Open max-padgett opened 3 years ago
Thanks for your interest. How many steps do you want to train the model? In our experiments, it took about 2 weeks to train the model up to 2.5M steps with two V100. I would like to suggest 2 ideas. 1) The model can achieve sufficient quality before reaching the target training step. Therefore, it would be a good idea to check the quality repeatedly before reaching the target step. 2) We provide discriminator weights for the universal model. It would be a good idea to conduct transfer learning with the weights.
Thank you for replying quickly. I'm doing a project based on modifying hifigan. Unfortunately I'm strapped for time and didn't take into account the training time involved. So two questions.

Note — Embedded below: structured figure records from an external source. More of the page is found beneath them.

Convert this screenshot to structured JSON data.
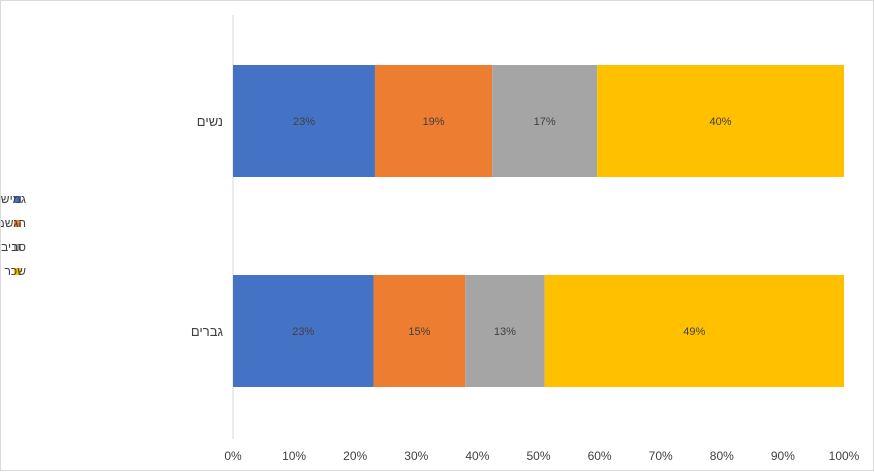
{
  "chart_data": {
    "type": "bar",
    "orientation": "horizontal",
    "stacked": true,
    "percent_stacked": true,
    "categories": [
      "נשים",
      "גברים"
    ],
    "series": [
      {
        "name": "גמישות וחופש פעולה",
        "values": [
          23,
          23
        ],
        "labels": [
          "23%",
          "23%"
        ],
        "color": "#4472C4"
      },
      {
        "name": "הגשמה עצמית ואופק קידום",
        "values": [
          19,
          15
        ],
        "labels": [
          "19%",
          "15%"
        ],
        "color": "#ED7D31"
      },
      {
        "name": "סביבת עבודה נעימה",
        "values": [
          17,
          13
        ],
        "labels": [
          "17%",
          "13%"
        ],
        "color": "#A5A5A5"
      },
      {
        "name": "שכר והטבות",
        "values": [
          40,
          49
        ],
        "labels": [
          "40%",
          "49%"
        ],
        "color": "#FFC000"
      }
    ],
    "xlim": [
      0,
      100
    ],
    "xticks": [
      "0%",
      "10%",
      "20%",
      "30%",
      "40%",
      "50%",
      "60%",
      "70%",
      "80%",
      "90%",
      "100%"
    ],
    "title": "",
    "xlabel": "",
    "ylabel": "",
    "grid": false,
    "legend_position": "left"
  }
}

It may vary depending on the difference between the original training data and the training data for transfer learning, so it would be a good idea to check it through experimentation. For reference, in our experiments we found that a model fine-tuned up to 100k steps synthesizes good quality audio. Since this is the case of fine tuning for the same speaker, it may differ from your experimental conditions.
I'm trying to just run train.py with google colab pro (V100 16GB GPU). According to the amount of time it takes per epoch it should take 11ish days (not possible with google colab) to train. Does this sound about right for this model or is there some kind of major bottleneck somewhere? Sorry for the stupid question, I've been trying to speed it up and just want some kind of comparison.